W kwietniu 2021 roku z pompą ogłaszano, że Tomasz Sarara podpisał kontrakt z KSW. Utytułowany kickboxer miał być nową gwiazdą tej organizacji. Ostatecznie stoczył w niej trzy walki. W każdej z nich emocji było sporo. Polak odniósł jedno zwycięstwo i dwukrotnie musiał uznać wyższość przeciwników.
Po przegranej na ostatniej gali XTB KSW 81 Sarara postanowił zakończyć przygodę z MMA. Errol Zimmerman wygrał pojedynek z polskim wojownikiem po technicznym nokaucie w drugiej rundzie. Obchodzący w tym roku 38. urodziny Sarara przyznał, że porażka pomogła mu w podjęciu tej decyzji.
- Ta ostatnia walka uświadomiła mi, że koniec kariery jest dużo bliżej niż mi się wydawało. Pokazała też, że to, co działo się ostatnimi czasy nie było przypadkiem. Od dłuższego czasu coś z moim organizmem, z moją osobą i głową dzieje się innego. Faktycznie najwyższa pora wszystko przeanalizować, przetrawić i podjąć rozsądne decyzje - powiedział w filmiku opublikowanym na swoim kanale na YouTube.
- Nie mówię, że tego nie zrobię, ale nie chcę walczyć w MMA. Umówmy się, że nie polubiliśmy się ze swoimi zapasami, ze swoim parterem - dodał Sarara.
ZOBACZ WIDEO: Adrian Bartosiński o przerwaniu walki: "Na ziemi mogły już być ciężkie dzwony"

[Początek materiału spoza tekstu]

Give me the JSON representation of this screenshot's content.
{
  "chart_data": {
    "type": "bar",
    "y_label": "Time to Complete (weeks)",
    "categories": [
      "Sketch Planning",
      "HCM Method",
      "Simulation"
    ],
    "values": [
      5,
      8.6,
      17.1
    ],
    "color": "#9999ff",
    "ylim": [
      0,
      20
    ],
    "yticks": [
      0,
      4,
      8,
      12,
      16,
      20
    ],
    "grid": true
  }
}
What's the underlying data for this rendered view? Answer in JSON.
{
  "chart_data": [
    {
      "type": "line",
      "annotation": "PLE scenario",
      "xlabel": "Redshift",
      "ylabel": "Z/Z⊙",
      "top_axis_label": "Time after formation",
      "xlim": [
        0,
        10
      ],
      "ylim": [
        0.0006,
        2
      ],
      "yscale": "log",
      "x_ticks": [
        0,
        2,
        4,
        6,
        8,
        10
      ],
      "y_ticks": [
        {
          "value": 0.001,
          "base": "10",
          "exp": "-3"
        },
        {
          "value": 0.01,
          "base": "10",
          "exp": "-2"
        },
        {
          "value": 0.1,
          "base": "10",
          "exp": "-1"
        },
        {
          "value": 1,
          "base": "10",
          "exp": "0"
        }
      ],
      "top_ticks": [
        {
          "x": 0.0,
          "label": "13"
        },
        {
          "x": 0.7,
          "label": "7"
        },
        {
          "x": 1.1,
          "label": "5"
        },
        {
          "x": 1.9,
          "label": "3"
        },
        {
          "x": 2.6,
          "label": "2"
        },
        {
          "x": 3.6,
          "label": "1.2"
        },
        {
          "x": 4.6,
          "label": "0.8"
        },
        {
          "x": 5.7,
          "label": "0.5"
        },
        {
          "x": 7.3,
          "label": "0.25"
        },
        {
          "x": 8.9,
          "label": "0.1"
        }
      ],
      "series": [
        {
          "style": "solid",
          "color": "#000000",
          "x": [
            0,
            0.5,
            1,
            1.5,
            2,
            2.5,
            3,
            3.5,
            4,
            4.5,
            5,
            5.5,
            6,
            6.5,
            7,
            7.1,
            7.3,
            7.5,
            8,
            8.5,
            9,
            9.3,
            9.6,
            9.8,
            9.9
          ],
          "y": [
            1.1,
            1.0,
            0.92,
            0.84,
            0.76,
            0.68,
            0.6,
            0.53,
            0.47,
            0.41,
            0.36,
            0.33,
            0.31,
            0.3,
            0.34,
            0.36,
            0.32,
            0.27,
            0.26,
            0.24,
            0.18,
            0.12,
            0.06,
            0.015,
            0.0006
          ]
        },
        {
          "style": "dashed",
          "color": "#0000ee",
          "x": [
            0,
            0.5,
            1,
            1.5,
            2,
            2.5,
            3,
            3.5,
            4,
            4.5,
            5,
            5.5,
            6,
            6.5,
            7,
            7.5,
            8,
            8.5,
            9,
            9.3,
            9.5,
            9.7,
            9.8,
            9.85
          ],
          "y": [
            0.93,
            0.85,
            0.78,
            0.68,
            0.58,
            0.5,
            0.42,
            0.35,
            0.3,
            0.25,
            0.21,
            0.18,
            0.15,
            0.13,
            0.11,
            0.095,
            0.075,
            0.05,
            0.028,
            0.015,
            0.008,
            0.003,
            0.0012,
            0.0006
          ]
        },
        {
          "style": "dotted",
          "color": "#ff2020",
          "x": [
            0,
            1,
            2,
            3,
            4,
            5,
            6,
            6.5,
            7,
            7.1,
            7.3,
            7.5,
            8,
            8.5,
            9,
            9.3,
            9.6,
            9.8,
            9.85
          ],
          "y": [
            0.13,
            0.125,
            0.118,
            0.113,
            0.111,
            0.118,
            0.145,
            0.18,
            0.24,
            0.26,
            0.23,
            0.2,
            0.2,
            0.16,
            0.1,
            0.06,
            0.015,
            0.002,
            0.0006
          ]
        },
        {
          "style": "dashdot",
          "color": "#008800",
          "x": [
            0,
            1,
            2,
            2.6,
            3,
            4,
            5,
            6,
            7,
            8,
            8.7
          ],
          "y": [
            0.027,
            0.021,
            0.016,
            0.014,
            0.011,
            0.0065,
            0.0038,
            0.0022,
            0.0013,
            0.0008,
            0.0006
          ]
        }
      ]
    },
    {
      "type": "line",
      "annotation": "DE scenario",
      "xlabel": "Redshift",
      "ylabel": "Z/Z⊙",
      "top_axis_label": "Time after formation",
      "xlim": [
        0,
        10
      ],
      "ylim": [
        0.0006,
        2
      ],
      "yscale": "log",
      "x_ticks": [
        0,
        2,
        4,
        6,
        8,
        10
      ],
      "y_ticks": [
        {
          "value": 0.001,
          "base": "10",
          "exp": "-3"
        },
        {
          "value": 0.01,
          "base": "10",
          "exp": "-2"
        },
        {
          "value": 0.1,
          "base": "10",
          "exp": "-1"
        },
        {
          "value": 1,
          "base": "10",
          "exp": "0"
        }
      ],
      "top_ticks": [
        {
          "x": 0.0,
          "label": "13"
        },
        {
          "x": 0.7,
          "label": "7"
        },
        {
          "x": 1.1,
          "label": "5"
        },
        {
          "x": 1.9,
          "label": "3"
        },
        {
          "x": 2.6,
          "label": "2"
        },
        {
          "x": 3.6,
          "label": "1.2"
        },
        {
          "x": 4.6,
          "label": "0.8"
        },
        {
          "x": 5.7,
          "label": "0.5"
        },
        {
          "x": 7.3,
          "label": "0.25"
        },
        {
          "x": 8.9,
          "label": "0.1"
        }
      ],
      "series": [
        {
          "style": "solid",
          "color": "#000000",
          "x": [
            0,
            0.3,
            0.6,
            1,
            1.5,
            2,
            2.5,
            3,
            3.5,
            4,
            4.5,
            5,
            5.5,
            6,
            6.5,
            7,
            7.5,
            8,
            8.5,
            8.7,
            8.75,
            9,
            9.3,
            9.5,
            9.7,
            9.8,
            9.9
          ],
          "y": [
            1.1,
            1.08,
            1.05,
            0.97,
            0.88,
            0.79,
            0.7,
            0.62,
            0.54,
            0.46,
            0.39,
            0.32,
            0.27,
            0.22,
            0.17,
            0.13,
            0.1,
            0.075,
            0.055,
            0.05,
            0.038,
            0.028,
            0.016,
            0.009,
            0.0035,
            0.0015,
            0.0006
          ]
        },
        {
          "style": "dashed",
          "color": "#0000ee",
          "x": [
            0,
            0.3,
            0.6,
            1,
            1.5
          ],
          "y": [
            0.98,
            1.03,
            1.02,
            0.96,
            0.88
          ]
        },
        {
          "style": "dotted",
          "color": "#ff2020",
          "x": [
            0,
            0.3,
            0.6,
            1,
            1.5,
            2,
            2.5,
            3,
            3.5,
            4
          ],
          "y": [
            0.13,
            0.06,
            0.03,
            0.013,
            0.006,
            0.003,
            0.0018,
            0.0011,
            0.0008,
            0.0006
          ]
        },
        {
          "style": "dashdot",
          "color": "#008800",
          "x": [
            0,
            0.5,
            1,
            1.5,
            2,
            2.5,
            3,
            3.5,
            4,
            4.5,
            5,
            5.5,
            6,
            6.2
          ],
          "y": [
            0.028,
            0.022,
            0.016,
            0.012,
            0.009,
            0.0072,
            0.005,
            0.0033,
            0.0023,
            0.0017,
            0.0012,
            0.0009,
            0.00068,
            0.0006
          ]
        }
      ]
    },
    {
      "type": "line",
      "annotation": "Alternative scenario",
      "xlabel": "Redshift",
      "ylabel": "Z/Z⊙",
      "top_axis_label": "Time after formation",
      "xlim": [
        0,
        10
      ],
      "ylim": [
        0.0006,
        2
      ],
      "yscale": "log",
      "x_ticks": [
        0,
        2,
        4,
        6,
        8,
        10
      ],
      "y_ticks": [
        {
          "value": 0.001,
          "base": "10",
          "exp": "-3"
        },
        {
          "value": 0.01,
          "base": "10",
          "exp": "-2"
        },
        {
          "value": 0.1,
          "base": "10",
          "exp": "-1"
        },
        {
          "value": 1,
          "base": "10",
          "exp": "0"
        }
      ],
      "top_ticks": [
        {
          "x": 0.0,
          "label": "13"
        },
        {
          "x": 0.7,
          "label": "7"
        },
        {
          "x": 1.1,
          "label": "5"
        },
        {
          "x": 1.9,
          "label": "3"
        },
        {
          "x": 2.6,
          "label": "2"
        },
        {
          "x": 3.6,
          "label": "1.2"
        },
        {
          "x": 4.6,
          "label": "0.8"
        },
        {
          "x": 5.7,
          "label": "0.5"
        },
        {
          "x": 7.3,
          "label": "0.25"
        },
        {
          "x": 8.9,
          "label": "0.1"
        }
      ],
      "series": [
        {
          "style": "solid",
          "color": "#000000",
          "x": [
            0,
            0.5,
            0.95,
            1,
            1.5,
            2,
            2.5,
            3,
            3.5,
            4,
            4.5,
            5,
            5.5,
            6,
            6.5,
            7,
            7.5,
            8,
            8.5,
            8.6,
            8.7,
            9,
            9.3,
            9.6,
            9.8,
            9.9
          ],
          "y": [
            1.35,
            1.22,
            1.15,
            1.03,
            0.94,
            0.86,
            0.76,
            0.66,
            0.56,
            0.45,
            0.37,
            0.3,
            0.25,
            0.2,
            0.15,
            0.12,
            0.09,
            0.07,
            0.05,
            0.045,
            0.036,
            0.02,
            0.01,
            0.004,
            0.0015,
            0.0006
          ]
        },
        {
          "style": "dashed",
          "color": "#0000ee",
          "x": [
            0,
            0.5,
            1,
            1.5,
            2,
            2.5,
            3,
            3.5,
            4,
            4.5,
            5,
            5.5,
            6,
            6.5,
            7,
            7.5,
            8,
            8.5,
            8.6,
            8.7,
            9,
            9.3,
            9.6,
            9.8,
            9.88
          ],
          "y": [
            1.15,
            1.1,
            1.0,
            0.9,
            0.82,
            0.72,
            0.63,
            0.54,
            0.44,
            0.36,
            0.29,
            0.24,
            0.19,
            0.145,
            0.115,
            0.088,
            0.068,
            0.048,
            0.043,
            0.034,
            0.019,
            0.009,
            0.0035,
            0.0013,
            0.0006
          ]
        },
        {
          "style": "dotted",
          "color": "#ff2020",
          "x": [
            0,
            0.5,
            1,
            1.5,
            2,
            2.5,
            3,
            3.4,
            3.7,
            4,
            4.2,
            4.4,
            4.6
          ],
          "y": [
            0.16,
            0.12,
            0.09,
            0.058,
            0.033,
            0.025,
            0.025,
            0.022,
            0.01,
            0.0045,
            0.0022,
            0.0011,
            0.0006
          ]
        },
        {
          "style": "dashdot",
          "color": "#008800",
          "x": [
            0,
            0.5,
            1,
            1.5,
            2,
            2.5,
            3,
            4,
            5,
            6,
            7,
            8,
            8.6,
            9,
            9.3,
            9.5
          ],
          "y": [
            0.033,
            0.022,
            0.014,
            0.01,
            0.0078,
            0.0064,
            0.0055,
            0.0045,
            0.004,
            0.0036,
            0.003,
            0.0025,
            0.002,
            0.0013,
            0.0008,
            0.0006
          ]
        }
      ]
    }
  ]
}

Polski wojownik stwierdził, że gdyby jego kariera w MMA zaczęła się wcześniej, to prawdopodobnie wyglądałaby inaczej. Z większym zapałem zaangażowałby się w nadrabianie elementów, z którymi miał problemy.
Co prawda Sarara zostawił sobie furtkę dotyczącą ewentualnego powrotu do mieszanych sztuk walki, ale nie ukrywa, że czuje, że ma za sobą ostatnią walkę w MMA.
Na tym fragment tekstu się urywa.